The 2017 tax reform act amended Section 174, effective for amounts paid or incurred in tax years beginning after December 31, 2021, to eliminate these options and require taxpayers to charge their R&E expenditures and software development costs (collectively, R&E expenditures) to a capital account. Capitalized costs are required to be amortized over five years (15 years for expenditures attributable to foreign research). Because taxpayers may claim the Section 41 R&E credit only for costs that are eligible to be treated as R&E expenditures under Section 174, it is expected that any amounts treated as qualified research expenditures for purposes of the R&E credit also will be capitalized under amended Section 174. 

Legislation is currently under consideration in the Senate that would reinstate on a temporary basis the previous Section 174 treatment of R&E expenditures. The House-passed ‘Build Back Better’ reconciliation bill would defer for four years the effective date of the 2017 capitalization and amortization requirement. If enacted, taxpayers with R&E expenses paid or incurred in tax years beginning before 2026 would continue to have the earlier options. 
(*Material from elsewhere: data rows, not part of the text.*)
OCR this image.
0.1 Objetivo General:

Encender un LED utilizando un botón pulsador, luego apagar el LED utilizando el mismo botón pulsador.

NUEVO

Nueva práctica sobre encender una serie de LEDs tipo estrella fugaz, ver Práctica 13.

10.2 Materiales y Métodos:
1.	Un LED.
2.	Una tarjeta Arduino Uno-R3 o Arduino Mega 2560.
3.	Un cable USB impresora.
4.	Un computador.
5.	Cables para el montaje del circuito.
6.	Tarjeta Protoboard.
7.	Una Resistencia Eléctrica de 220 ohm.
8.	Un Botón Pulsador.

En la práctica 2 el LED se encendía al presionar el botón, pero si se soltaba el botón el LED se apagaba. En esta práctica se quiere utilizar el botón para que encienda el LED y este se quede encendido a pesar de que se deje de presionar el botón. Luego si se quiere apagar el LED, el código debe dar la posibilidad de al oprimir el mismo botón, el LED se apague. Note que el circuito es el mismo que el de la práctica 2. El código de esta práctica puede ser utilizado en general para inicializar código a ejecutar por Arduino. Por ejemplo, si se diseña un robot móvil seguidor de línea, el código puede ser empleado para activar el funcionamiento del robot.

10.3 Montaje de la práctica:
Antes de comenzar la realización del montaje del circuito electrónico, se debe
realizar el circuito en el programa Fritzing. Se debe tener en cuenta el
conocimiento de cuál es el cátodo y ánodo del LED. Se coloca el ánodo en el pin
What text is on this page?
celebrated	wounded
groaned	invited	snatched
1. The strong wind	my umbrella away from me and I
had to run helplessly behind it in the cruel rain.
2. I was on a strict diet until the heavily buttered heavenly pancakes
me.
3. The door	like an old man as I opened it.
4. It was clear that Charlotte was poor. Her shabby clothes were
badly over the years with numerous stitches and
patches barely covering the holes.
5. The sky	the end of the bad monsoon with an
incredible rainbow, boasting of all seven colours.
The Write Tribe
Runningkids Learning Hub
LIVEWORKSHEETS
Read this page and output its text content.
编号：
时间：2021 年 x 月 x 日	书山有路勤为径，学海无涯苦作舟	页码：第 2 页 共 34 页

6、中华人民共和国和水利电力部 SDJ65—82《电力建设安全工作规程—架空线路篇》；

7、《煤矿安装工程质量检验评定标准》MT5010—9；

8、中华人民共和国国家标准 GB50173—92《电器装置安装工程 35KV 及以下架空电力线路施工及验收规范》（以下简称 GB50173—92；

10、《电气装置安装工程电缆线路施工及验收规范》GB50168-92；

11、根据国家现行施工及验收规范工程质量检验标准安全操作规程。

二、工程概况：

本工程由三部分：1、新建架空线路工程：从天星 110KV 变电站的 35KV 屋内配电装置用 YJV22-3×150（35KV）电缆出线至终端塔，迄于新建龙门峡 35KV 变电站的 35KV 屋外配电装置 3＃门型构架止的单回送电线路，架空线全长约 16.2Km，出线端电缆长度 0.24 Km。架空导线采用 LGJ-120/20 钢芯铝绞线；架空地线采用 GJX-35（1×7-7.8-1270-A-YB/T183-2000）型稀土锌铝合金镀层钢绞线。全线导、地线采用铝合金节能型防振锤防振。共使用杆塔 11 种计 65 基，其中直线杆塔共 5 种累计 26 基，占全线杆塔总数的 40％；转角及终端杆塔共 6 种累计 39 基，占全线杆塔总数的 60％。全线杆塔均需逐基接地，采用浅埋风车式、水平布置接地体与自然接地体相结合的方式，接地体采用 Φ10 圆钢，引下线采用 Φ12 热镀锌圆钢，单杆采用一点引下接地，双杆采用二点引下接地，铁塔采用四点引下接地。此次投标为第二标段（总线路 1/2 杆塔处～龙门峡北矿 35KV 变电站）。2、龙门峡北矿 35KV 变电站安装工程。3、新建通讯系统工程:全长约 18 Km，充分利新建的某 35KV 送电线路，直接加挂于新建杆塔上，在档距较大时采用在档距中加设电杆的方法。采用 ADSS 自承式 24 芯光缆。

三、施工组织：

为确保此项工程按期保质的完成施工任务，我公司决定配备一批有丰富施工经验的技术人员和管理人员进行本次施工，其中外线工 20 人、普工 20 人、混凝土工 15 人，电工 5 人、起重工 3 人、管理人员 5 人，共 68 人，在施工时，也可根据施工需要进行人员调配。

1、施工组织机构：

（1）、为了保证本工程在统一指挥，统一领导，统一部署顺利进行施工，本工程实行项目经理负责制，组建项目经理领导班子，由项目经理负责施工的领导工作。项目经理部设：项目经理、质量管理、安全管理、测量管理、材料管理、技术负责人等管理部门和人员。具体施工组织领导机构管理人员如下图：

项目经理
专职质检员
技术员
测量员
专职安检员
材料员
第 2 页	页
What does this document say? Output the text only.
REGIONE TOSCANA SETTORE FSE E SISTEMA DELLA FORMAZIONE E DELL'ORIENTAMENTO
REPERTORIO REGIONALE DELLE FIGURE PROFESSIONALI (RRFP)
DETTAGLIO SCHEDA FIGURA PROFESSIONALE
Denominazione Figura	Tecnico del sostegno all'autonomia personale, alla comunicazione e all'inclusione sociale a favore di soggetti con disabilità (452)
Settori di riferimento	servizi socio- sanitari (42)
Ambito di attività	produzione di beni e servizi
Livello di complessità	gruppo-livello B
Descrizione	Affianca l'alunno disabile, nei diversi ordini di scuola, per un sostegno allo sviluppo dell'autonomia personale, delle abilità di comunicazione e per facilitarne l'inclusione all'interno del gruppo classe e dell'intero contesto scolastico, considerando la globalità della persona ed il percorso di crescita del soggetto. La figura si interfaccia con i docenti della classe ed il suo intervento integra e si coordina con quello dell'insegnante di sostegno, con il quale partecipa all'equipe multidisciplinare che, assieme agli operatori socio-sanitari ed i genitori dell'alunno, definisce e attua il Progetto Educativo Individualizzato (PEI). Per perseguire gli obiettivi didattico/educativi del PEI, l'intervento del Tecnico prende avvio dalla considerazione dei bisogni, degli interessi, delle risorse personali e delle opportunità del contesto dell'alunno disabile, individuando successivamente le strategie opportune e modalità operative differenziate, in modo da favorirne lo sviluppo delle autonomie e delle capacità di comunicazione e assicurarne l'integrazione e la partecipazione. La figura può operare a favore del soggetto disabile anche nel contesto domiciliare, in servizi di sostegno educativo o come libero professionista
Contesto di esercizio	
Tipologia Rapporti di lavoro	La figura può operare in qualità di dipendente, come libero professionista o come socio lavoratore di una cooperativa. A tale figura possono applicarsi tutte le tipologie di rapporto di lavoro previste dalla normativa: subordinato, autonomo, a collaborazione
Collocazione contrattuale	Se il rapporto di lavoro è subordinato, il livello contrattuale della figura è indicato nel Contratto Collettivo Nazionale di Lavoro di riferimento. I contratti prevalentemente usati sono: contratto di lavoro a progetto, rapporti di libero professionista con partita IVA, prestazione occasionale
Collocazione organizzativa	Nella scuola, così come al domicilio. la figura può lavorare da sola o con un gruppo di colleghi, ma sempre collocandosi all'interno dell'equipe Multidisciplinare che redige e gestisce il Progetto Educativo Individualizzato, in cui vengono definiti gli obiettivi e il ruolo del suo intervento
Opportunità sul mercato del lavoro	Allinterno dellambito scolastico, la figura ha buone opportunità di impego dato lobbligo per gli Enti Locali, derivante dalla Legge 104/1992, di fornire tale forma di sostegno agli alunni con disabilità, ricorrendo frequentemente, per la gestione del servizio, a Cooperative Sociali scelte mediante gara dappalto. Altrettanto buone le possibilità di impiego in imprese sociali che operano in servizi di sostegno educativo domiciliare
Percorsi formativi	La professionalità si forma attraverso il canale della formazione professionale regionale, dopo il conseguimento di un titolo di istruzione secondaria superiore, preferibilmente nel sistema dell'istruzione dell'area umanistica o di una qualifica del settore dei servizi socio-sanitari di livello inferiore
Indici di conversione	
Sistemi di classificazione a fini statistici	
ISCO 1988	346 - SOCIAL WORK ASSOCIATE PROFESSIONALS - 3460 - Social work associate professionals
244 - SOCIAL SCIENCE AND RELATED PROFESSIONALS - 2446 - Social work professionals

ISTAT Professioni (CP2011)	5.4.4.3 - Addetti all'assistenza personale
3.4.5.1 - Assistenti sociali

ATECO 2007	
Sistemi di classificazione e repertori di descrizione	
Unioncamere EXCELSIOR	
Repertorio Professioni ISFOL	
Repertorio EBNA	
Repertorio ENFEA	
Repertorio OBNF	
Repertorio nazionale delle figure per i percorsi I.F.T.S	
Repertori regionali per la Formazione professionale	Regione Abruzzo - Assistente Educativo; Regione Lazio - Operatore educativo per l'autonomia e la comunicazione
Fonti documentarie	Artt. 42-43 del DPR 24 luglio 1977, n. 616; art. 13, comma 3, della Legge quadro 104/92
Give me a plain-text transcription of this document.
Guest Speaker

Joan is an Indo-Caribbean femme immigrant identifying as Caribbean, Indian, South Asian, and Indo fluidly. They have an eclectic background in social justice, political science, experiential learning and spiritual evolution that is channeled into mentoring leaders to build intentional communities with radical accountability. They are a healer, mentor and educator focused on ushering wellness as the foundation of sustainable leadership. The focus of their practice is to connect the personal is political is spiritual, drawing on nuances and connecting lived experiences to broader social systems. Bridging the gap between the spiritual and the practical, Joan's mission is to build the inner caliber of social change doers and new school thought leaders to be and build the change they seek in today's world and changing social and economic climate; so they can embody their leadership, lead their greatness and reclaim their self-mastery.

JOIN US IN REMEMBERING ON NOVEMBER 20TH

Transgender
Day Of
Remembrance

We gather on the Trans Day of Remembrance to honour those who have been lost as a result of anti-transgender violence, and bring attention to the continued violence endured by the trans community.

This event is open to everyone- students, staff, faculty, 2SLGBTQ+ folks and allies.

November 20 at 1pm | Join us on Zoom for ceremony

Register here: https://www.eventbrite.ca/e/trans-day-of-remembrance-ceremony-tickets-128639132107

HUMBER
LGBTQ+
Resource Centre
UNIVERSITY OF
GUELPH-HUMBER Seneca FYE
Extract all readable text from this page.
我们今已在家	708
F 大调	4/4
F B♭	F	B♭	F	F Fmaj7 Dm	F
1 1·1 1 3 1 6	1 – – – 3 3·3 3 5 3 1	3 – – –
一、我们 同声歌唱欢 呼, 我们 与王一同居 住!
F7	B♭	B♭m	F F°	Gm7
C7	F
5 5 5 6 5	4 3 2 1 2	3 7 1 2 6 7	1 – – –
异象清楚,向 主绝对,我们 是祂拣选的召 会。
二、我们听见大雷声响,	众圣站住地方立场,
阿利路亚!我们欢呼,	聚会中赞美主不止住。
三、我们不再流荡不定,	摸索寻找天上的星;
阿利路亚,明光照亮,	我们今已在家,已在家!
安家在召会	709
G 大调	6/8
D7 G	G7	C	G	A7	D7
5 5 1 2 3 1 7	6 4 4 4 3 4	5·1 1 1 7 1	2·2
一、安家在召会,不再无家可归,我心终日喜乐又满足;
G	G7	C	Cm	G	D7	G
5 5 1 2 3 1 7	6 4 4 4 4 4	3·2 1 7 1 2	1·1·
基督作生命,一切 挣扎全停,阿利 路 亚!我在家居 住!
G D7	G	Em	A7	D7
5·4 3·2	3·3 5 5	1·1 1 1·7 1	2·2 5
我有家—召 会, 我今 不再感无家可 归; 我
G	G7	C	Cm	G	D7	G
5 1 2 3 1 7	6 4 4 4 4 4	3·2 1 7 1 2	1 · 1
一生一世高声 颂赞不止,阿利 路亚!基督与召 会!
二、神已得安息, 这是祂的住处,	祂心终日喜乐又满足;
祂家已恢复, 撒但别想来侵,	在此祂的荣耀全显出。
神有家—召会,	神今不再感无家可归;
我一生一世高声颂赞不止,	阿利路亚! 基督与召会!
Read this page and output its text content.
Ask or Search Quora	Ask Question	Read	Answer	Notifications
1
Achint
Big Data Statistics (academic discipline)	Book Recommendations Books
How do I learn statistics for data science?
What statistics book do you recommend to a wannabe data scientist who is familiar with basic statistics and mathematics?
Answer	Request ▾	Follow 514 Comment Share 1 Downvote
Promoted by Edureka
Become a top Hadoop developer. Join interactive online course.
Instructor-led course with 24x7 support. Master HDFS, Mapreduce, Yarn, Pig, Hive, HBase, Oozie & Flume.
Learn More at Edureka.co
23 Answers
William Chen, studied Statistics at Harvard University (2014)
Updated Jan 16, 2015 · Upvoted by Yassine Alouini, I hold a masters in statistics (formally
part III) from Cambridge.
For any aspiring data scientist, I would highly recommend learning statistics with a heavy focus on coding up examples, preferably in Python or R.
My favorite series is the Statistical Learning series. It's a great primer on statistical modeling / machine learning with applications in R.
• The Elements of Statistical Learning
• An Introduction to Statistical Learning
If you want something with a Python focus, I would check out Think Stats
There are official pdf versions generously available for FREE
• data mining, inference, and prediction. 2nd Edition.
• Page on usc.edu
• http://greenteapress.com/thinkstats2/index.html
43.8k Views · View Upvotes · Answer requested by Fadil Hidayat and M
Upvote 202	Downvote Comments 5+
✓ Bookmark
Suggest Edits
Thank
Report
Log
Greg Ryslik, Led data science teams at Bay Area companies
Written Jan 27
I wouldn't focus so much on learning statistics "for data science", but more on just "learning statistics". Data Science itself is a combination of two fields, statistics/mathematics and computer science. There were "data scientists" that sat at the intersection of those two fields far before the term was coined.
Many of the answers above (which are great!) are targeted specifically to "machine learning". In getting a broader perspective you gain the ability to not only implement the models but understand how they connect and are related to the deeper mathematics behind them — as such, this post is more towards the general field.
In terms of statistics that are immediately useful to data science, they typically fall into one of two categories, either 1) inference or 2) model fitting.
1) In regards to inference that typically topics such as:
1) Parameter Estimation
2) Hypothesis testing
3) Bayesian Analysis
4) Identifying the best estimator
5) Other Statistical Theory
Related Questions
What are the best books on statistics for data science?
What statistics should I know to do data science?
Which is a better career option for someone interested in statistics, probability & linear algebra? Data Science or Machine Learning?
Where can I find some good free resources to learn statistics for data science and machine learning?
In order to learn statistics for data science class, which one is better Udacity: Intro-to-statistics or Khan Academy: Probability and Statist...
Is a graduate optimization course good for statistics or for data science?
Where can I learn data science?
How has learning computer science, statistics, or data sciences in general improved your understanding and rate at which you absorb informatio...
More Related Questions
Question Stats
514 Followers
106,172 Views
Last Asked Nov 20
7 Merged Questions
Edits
A change to the Section 163(j) interest deduction limitation also has gone into effect in 2022.  For tax years beginning after 2021, taxable income no longer is adjusted for depreciation, amortization, and depletion in arriving at adjusted taxable income (ATI), resulting in lower ATI and potentially a greater interest disallowance. The House-passed Build Back Better bill does not propose to delay or eliminate this change to the computation of ATI.